The loss of sigmoid funcion
And it’s neccesary to introduce the parameters in the function above again:
-
$\bf{x}$: feature
-
$\bf{W}, b, \bf{c}^T, \bf{b}$: Unknown parameters
And by combining $\bf{W}, \bf{c}, \bf{b}, b$ into a row, we can get a vector $\bf{\theta}$.
So, similarly, we can have loss function $L(\bf{\theta})$, like:
$$ L = \frac 1N \sum_{n}{e_n} $$
And… the Optimization of Sigmoid Funtion
Almost the same as before.
$$ \begin{bmatrix} \bf{\theta}^i \end{bmatrix} \leftarrow \begin{bmatrix} \bf{\theta}^{i - 1} \end{bmatrix} - \begin{bmatrix} \bf{\eta \left. \frac{\partial L}{\partial \theta} \right|_{\theta = \theta^{i - 1}}} \end{bmatrix} $$
We can define $\bf{g}$ (gradient):
$$ \bf{g} = \bf{\left. \frac{\partial L}{\partial \theta} \right|_{\theta = \theta^{i - 1}}} $$
So, we have
$$ \bf{g} = \nabla L(\bf{\theta^0}) $$
When we solve the problem in reality, we ramdomly divide the total data $N$ into several batchs, each called a batch. And for each batch, we can calculate the value of Loss, $L_i$, and individually use $L_i$ to update $\bf{\theta}$ , and when we see all the batched once, we say that we go through a epoch.
Another choice: ReLU
If we don’t adapt the sigmoid function method to approach the piecewise linear function, we can also try Rectified Linear Unit(ReLU):
$$ y = c \space max(0, b + \omega x_1) + c’ \space max(0, b’ + \omega x_1) $$
So we can approach the curve like this:
$$ y = b + \sum_{2i}{c_i \space max(0, b_i + \sum_{j}{w_{ij} x_j})} $$
compared to sigmoid function:
$$ y = b + \sum_{i}{c_i \space sigmoid(b_i + \sum_{j}{w_{ij} x_j})} $$
As a result, we can identify both sigmoid and ReLU into Activation function.
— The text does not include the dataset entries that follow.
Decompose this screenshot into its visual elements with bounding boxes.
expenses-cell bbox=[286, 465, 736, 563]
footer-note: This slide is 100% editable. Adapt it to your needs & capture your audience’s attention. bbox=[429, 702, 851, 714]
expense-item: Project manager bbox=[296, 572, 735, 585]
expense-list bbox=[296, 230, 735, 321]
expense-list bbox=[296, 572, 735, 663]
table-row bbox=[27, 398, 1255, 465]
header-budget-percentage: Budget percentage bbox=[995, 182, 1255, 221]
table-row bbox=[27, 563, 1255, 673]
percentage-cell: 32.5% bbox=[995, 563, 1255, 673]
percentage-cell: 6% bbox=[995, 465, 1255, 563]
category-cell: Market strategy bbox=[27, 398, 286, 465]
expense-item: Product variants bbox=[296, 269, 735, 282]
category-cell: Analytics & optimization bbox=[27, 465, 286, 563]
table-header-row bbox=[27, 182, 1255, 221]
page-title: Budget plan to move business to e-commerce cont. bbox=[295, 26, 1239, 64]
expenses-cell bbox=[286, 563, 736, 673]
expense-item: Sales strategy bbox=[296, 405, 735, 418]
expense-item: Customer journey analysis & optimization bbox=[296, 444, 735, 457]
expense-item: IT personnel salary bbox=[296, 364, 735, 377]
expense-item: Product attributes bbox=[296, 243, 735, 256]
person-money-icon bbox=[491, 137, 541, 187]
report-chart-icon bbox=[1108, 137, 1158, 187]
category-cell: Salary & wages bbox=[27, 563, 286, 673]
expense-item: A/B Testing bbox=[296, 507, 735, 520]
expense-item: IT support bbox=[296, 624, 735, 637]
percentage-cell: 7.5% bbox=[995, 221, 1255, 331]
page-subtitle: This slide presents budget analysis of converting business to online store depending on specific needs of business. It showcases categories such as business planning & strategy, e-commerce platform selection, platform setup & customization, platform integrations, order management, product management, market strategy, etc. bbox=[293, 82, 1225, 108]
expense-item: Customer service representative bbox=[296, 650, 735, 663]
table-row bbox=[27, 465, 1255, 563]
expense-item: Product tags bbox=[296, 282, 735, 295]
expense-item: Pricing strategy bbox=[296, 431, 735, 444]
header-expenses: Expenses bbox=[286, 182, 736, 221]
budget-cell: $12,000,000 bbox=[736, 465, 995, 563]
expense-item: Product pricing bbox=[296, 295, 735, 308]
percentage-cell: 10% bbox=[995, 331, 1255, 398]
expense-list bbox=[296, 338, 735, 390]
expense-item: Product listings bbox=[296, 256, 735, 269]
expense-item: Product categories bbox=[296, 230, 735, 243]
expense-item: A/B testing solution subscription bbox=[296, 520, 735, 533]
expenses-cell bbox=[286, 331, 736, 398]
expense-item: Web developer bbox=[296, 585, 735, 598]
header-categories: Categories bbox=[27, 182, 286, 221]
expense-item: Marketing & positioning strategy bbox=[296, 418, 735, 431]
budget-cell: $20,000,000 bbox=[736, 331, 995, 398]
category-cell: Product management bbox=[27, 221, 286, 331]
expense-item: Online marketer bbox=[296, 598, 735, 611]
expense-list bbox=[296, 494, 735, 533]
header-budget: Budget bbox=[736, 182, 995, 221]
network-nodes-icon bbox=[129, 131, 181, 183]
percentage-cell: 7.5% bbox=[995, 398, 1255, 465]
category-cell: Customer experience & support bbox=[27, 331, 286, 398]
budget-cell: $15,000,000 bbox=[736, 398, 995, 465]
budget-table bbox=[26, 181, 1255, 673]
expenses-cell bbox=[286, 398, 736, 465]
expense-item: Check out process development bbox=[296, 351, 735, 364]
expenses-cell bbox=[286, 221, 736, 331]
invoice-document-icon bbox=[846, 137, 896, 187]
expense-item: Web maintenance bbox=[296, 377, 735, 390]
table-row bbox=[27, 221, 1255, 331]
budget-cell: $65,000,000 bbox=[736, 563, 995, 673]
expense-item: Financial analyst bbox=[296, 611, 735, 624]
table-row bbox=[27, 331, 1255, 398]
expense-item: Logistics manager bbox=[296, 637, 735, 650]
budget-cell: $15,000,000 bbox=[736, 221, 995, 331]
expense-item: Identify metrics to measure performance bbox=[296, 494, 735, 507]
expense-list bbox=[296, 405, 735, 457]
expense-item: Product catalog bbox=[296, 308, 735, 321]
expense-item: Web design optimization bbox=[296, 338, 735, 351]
Further Improvement: Deep Learning
So temporarily, we still assume that we take sigmoid as activation function, take $\bf{a} = \sigma(\bf{r})$ , the sigmoid we have mentioned:
$$ y = b + \bf{c}^T \bf{a} $$
Now we can take a step further: can we put $a$ as in input into sigmoid function, like:
$$ \bf{a}’ = \sigma (\bf{b}’ + \bf{W}’\bf{a}) $$
This is called adding a layer in funcion. By doing this, we can greatly improve the accuracy of our model.
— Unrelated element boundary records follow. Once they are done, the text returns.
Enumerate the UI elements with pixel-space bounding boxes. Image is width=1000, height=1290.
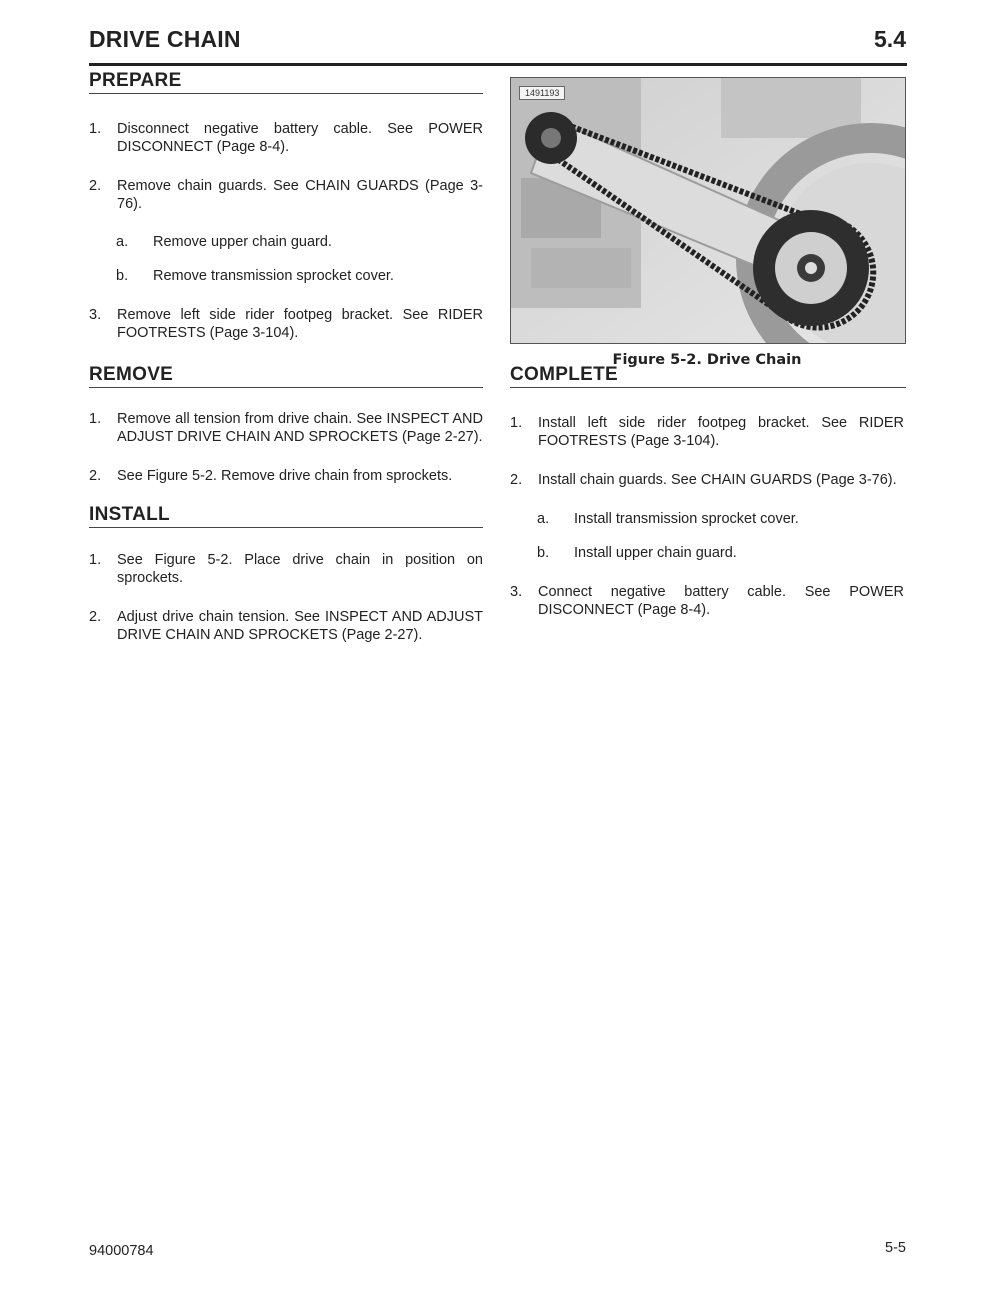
complete-steps [510, 414, 904, 489]
complete-heading: COMPLETE [510, 364, 906, 388]
substep-letter: a. [537, 511, 550, 527]
step-text: Remove chain guards. See CHAIN GUARDS (Page 3-76). [117, 178, 483, 212]
remove-heading: REMOVE [89, 364, 483, 388]
substep-letter: a. [116, 234, 129, 250]
step-number: 2. [510, 472, 523, 488]
step-number: 2. [89, 609, 102, 625]
left-column [89, 70, 483, 644]
section-number: 5.4 [874, 26, 906, 52]
step-text: Connect negative battery cable. See POWER DISCONNECT (Page 8-4). [538, 584, 904, 618]
remove-step-2 [89, 467, 483, 485]
substep-text: Install transmission sprocket cover. [574, 511, 799, 527]
step-text: Disconnect negative battery cable. See POWER DISCONNECT (Page 8-4). [117, 121, 483, 155]
step-number: 3. [510, 584, 523, 600]
step-text: Install chain guards. See CHAIN GUARDS (Page 3-76). [538, 472, 897, 488]
substep-text: Remove upper chain guard. [153, 234, 332, 250]
drive-chain-photo [511, 78, 905, 343]
step-number: 1. [510, 415, 523, 431]
substep-text: Install upper chain guard. [574, 545, 737, 561]
install-step-1 [89, 551, 483, 587]
prepare-substep-b [89, 267, 483, 285]
prepare-substeps [89, 233, 483, 285]
step-text: Remove all tension from drive chain. See INSPECT AND ADJUST DRIVE CHAIN AND SPROCKETS (Page 2-27). [117, 411, 483, 445]
step-number: 1. [89, 121, 102, 137]
remove-steps [89, 410, 483, 485]
complete-step-1 [510, 414, 904, 450]
step-text: See Figure 5-2. Place drive chain in position on sprockets. [117, 552, 483, 586]
figure-caption: Figure 5-2. Drive Chain [612, 352, 802, 368]
prepare-step-2 [89, 177, 483, 213]
complete-step-2 [510, 471, 904, 489]
step-text: See Figure 5-2. Remove drive chain from sprockets. [117, 468, 453, 484]
complete-substeps [510, 510, 904, 562]
substep-text: Remove transmission sprocket cover. [153, 268, 394, 284]
title-rule [89, 63, 907, 66]
complete-substep-a [510, 510, 904, 528]
page-title: DRIVE CHAIN [89, 26, 241, 52]
prepare-substep-a [89, 233, 483, 251]
step-text: Adjust drive chain tension. See INSPECT AND ADJUST DRIVE CHAIN AND SPROCKETS (Page 2-27). [117, 609, 483, 643]
complete-step-3 [510, 583, 904, 619]
step-number: 1. [89, 552, 102, 568]
drive-chain-figure [510, 77, 906, 344]
right-column [510, 77, 904, 619]
figure-id: 1491193 [519, 86, 565, 100]
prepare-heading: PREPARE [89, 70, 483, 94]
complete-substep-b [510, 544, 904, 562]
page-number: 5-5 [885, 1240, 906, 1256]
step-number: 2. [89, 468, 102, 484]
step-number: 3. [89, 307, 102, 323]
complete-steps-cont [510, 583, 904, 619]
install-steps [89, 551, 483, 644]
install-heading: INSTALL [89, 504, 483, 528]
prepare-steps-cont [89, 306, 483, 342]
prepare-steps [89, 120, 483, 213]
step-number: 2. [89, 178, 102, 194]
substep-letter: b. [537, 545, 550, 561]
prepare-step-3 [89, 306, 483, 342]
step-number: 1. [89, 411, 102, 427]
step-text: Install left side rider footpeg bracket. See RIDER FOOTRESTS (Page 3-104). [538, 415, 904, 449]
install-step-2 [89, 608, 483, 644]
substep-letter: b. [116, 268, 129, 284]
remove-step-1 [89, 410, 483, 446]
document-number: 94000784 [89, 1243, 154, 1259]
prepare-step-1 [89, 120, 483, 156]
step-text: Remove left side rider footpeg bracket. See RIDER FOOTRESTS (Page 3-104). [117, 307, 483, 341]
And we can name one sigmoid function in the model by Neuron, and the whole model can be named as Neural Network.
Among the model, we’ve got many layers, which can be named as hidden layer, so the whole technique can also called Deep Learning.
$$ Deep = Many\space hidden\space layers $$
A few examples
-
AlexNet(2012): 8 layers
-
VGG(2014): 19 layers
-
GoogleNet(2014): 22 layers
-
Residual Net(2015): 152 layers
Thinking:
-
Why deep, instead of broad?
-
Why not deeper? Overfitting: Better on training data, worse on unseen data.